I can't find any mention of "preauth" in the PAM configs.  So I don't know what that means.  Aside from PAM entries for a few new packages, the configuration is the same as on servers I have in which users can login OK.

The logins are via ssh using keys.  The authorized_keys files have the same keys.  Permissions are the same (755 for / /home /home/phil /home/phil/.ssh and 600 for /home/phil/.ssh/authorized_keys) on this new system that does not work and the old systems that work.

Basically I'm looking for an explanation of why PAM made the unexpected (wrong) decision on this new machine.  The logs are vague.  Logs should not be vague (user messages should be vague for security reasons, but not logs).

I can just change "UsePAM yes" to "UsePAM no" in the sshd config to make it work (tested it).  But I haven't had to do that before.  I'd like to find out what's wrong with the PAM config before disabling it "permanently".

----------


## AnojiRox

wow, you have a serious problem...  what's your workaround???

----------


## Skaperen

> wow, you have a serious problem...  what's your workaround???

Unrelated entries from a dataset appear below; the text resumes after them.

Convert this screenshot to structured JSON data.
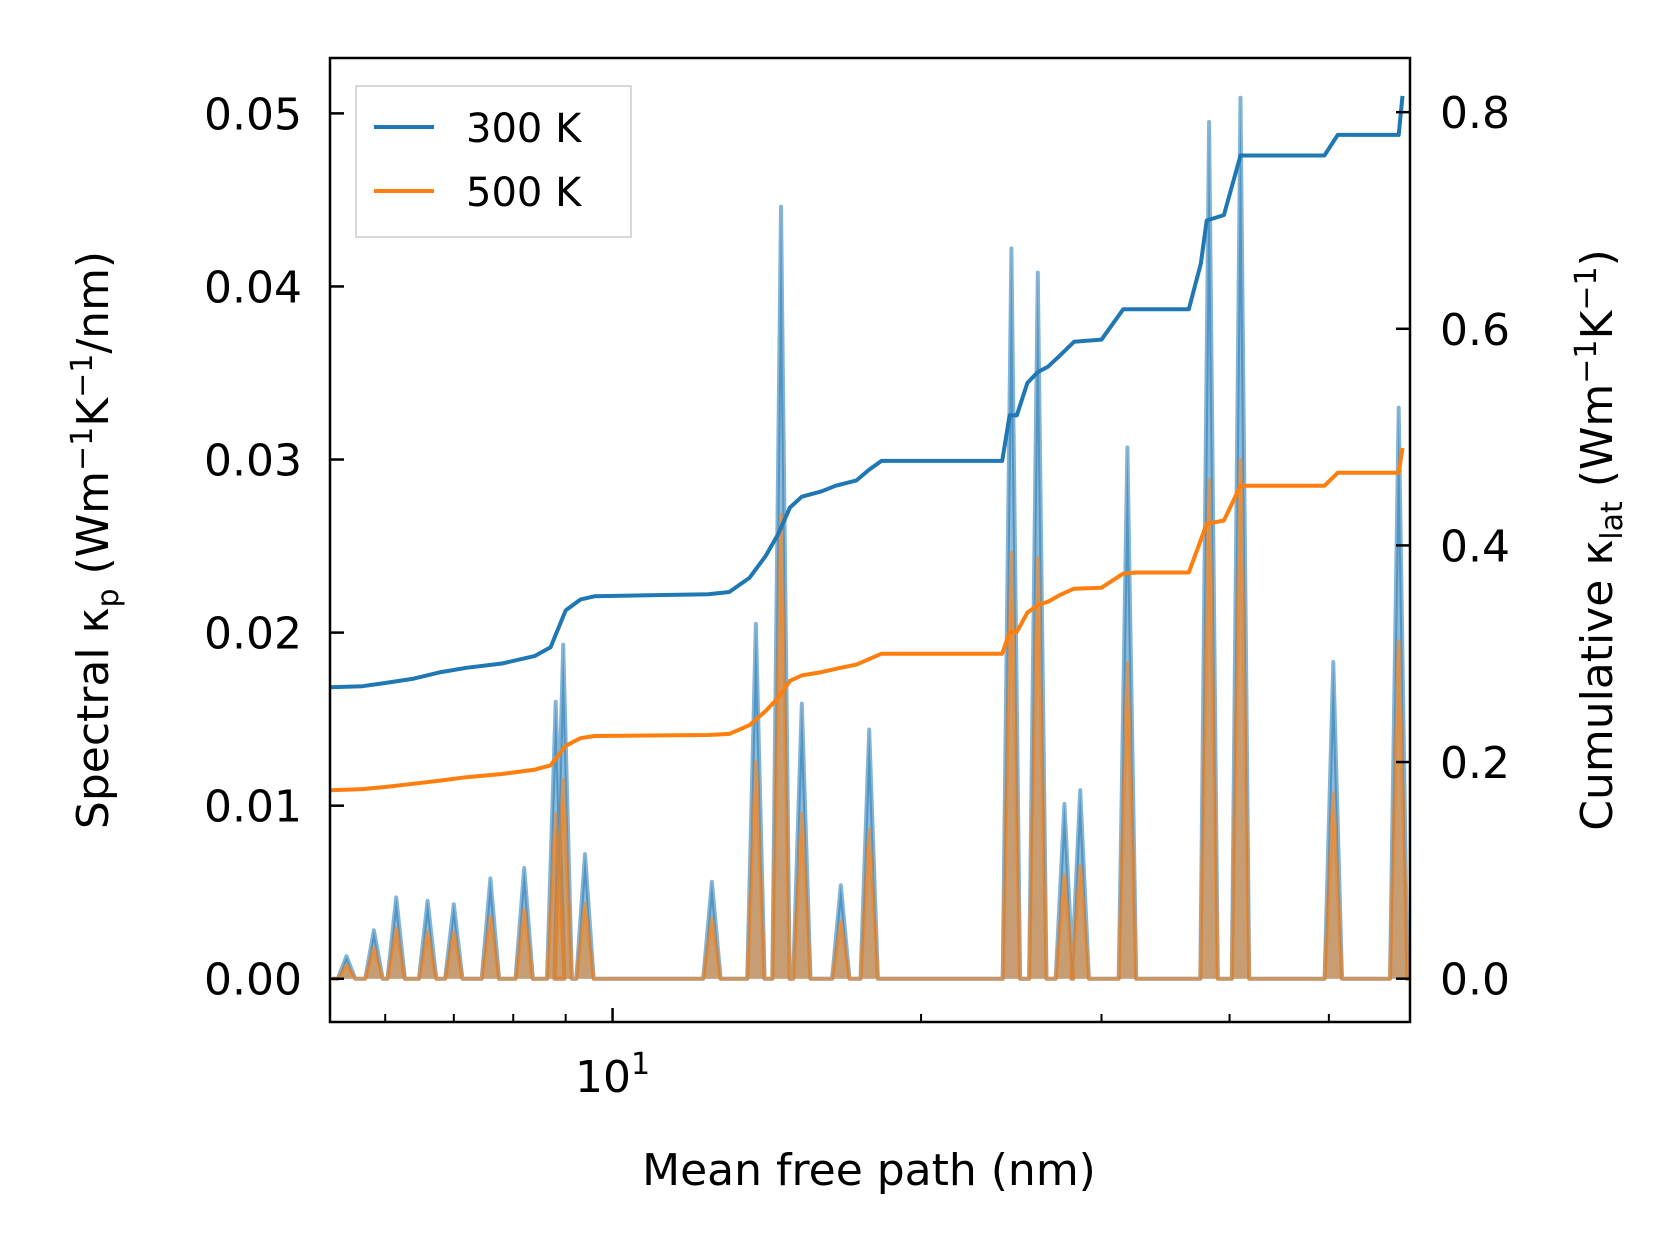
{
  "chart_data": {
    "type": "line",
    "xlabel": "Mean free path (nm)",
    "xscale": "log",
    "xlim": [
      5.3,
      60
    ],
    "x_tick_labels": [
      {
        "base": "10",
        "exp": "1",
        "value": 10
      }
    ],
    "left_axis": {
      "label_main": "Spectral κ",
      "label_sub": "p",
      "label_units_open": " (Wm",
      "label_units_exp1": "−1",
      "label_units_mid": "K",
      "label_units_exp2": "−1",
      "label_units_close": "/nm)",
      "ylim": [
        -0.0025,
        0.0532
      ],
      "ticks": [
        0.0,
        0.01,
        0.02,
        0.03,
        0.04,
        0.05
      ],
      "tick_labels": [
        "0.00",
        "0.01",
        "0.02",
        "0.03",
        "0.04",
        "0.05"
      ]
    },
    "right_axis": {
      "label_main": "Cumulative κ",
      "label_sub": "lat",
      "label_units_open": " (Wm",
      "label_units_exp1": "−1",
      "label_units_mid": "K",
      "label_units_exp2": "−1",
      "label_units_close": ")",
      "ylim": [
        -0.04,
        0.85
      ],
      "ticks": [
        0.0,
        0.2,
        0.4,
        0.6,
        0.8
      ],
      "tick_labels": [
        "0.0",
        "0.2",
        "0.4",
        "0.6",
        "0.8"
      ]
    },
    "legend": {
      "position": "top-left",
      "entries": [
        "300 K",
        "500 K"
      ]
    },
    "colors": {
      "300 K": "#1f77b4",
      "500 K": "#ff7f0e"
    },
    "spectral_peaks": [
      {
        "x": 5.5,
        "v300": 0.0013,
        "v500": 0.0008
      },
      {
        "x": 5.85,
        "v300": 0.0028,
        "v500": 0.0018
      },
      {
        "x": 6.15,
        "v300": 0.0047,
        "v500": 0.0029
      },
      {
        "x": 6.6,
        "v300": 0.0045,
        "v500": 0.0027
      },
      {
        "x": 7.0,
        "v300": 0.0043,
        "v500": 0.0027
      },
      {
        "x": 7.6,
        "v300": 0.0058,
        "v500": 0.0036
      },
      {
        "x": 8.2,
        "v300": 0.0064,
        "v500": 0.004
      },
      {
        "x": 8.8,
        "v300": 0.016,
        "v500": 0.0095
      },
      {
        "x": 8.95,
        "v300": 0.0193,
        "v500": 0.0115
      },
      {
        "x": 9.4,
        "v300": 0.0072,
        "v500": 0.0043
      },
      {
        "x": 12.5,
        "v300": 0.0056,
        "v500": 0.0035
      },
      {
        "x": 13.8,
        "v300": 0.0205,
        "v500": 0.0125
      },
      {
        "x": 14.6,
        "v300": 0.0446,
        "v500": 0.0268
      },
      {
        "x": 15.3,
        "v300": 0.0159,
        "v500": 0.0095
      },
      {
        "x": 16.7,
        "v300": 0.0054,
        "v500": 0.0033
      },
      {
        "x": 17.8,
        "v300": 0.0144,
        "v500": 0.0086
      },
      {
        "x": 24.5,
        "v300": 0.0422,
        "v500": 0.0246
      },
      {
        "x": 26.0,
        "v300": 0.0408,
        "v500": 0.0243
      },
      {
        "x": 27.6,
        "v300": 0.0101,
        "v500": 0.006
      },
      {
        "x": 28.6,
        "v300": 0.0109,
        "v500": 0.0065
      },
      {
        "x": 31.8,
        "v300": 0.0307,
        "v500": 0.0182
      },
      {
        "x": 38.2,
        "v300": 0.0495,
        "v500": 0.0288
      },
      {
        "x": 41.0,
        "v300": 0.0509,
        "v500": 0.03
      },
      {
        "x": 50.5,
        "v300": 0.0183,
        "v500": 0.0107
      },
      {
        "x": 58.5,
        "v300": 0.033,
        "v500": 0.0195
      }
    ],
    "cumulative": {
      "300 K": {
        "x": [
          5.3,
          5.7,
          6.0,
          6.4,
          6.8,
          7.2,
          7.8,
          8.4,
          8.7,
          9.0,
          9.3,
          9.6,
          12.4,
          13.0,
          13.6,
          14.1,
          14.5,
          14.9,
          15.3,
          16.0,
          16.5,
          17.3,
          17.8,
          18.3,
          24.0,
          24.4,
          24.8,
          25.4,
          26.0,
          26.6,
          27.3,
          28.2,
          30.0,
          31.5,
          32.5,
          36.5,
          37.5,
          38.0,
          39.5,
          41.0,
          42.0,
          44.0,
          49.5,
          51.0,
          56.5,
          58.5,
          59.0
        ],
        "y": [
          0.269,
          0.27,
          0.273,
          0.277,
          0.283,
          0.287,
          0.291,
          0.298,
          0.306,
          0.34,
          0.35,
          0.353,
          0.355,
          0.357,
          0.37,
          0.39,
          0.41,
          0.435,
          0.445,
          0.45,
          0.455,
          0.46,
          0.47,
          0.478,
          0.478,
          0.52,
          0.52,
          0.55,
          0.56,
          0.565,
          0.575,
          0.588,
          0.59,
          0.618,
          0.618,
          0.618,
          0.66,
          0.7,
          0.705,
          0.76,
          0.76,
          0.76,
          0.76,
          0.779,
          0.779,
          0.779,
          0.815
        ]
      },
      "500 K": {
        "x": [
          5.3,
          5.7,
          6.0,
          6.4,
          6.8,
          7.2,
          7.8,
          8.4,
          8.7,
          9.0,
          9.3,
          9.6,
          12.4,
          13.0,
          13.6,
          14.1,
          14.5,
          14.9,
          15.3,
          16.0,
          16.5,
          17.3,
          17.8,
          18.3,
          24.0,
          24.4,
          24.8,
          25.4,
          26.0,
          26.6,
          27.3,
          28.2,
          30.0,
          31.5,
          32.5,
          36.5,
          37.5,
          38.0,
          39.5,
          41.0,
          42.0,
          44.0,
          49.5,
          51.0,
          56.5,
          58.5,
          59.0
        ],
        "y": [
          0.174,
          0.175,
          0.177,
          0.18,
          0.183,
          0.186,
          0.189,
          0.193,
          0.197,
          0.215,
          0.222,
          0.224,
          0.225,
          0.226,
          0.234,
          0.247,
          0.259,
          0.275,
          0.28,
          0.283,
          0.286,
          0.29,
          0.295,
          0.3,
          0.3,
          0.32,
          0.32,
          0.338,
          0.345,
          0.348,
          0.354,
          0.36,
          0.361,
          0.374,
          0.375,
          0.375,
          0.405,
          0.42,
          0.423,
          0.455,
          0.455,
          0.455,
          0.455,
          0.467,
          0.467,
          0.467,
          0.49
        ]
      }
    }
  }
}
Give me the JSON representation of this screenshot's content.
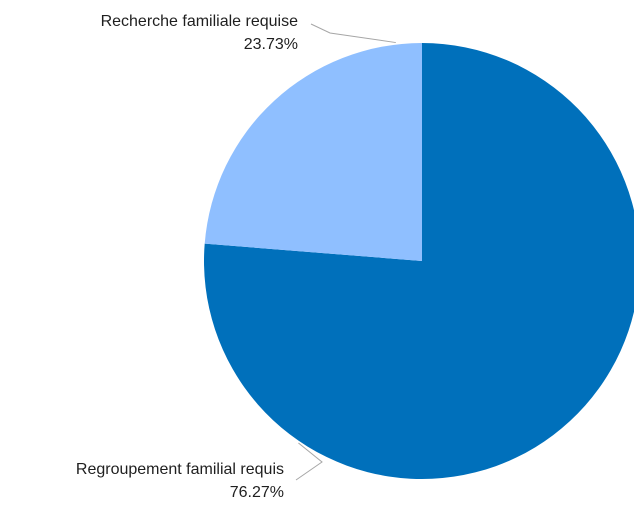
{
  "chart_data": {
    "type": "pie",
    "slices": [
      {
        "label": "Regroupement familial requis",
        "value": 76.27,
        "value_label": "76.27%",
        "color": "#0070bb"
      },
      {
        "label": "Recherche familiale requise",
        "value": 23.73,
        "value_label": "23.73%",
        "color": "#8fbfff"
      }
    ],
    "start": "top",
    "direction": "clockwise",
    "legend": "none"
  }
}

"UsePAM no" in /etc/ssh/sshd_config.

The thing I think is so funny is that it has been letting root login all along.  If something changed in PAM in this latest version to make things "more secure", why lockout non-root users but let root login?  I would have thought a more secure default would have been the other way around.  I think it's just something goofed somewhere.  I just don't know if I did it or someone else.  This is different in that we are putting a desktop edition on a server, plus moving up to 12.04 (just getting ready with the Beta2, but final deployment is to be shortly after the LTS release).

----------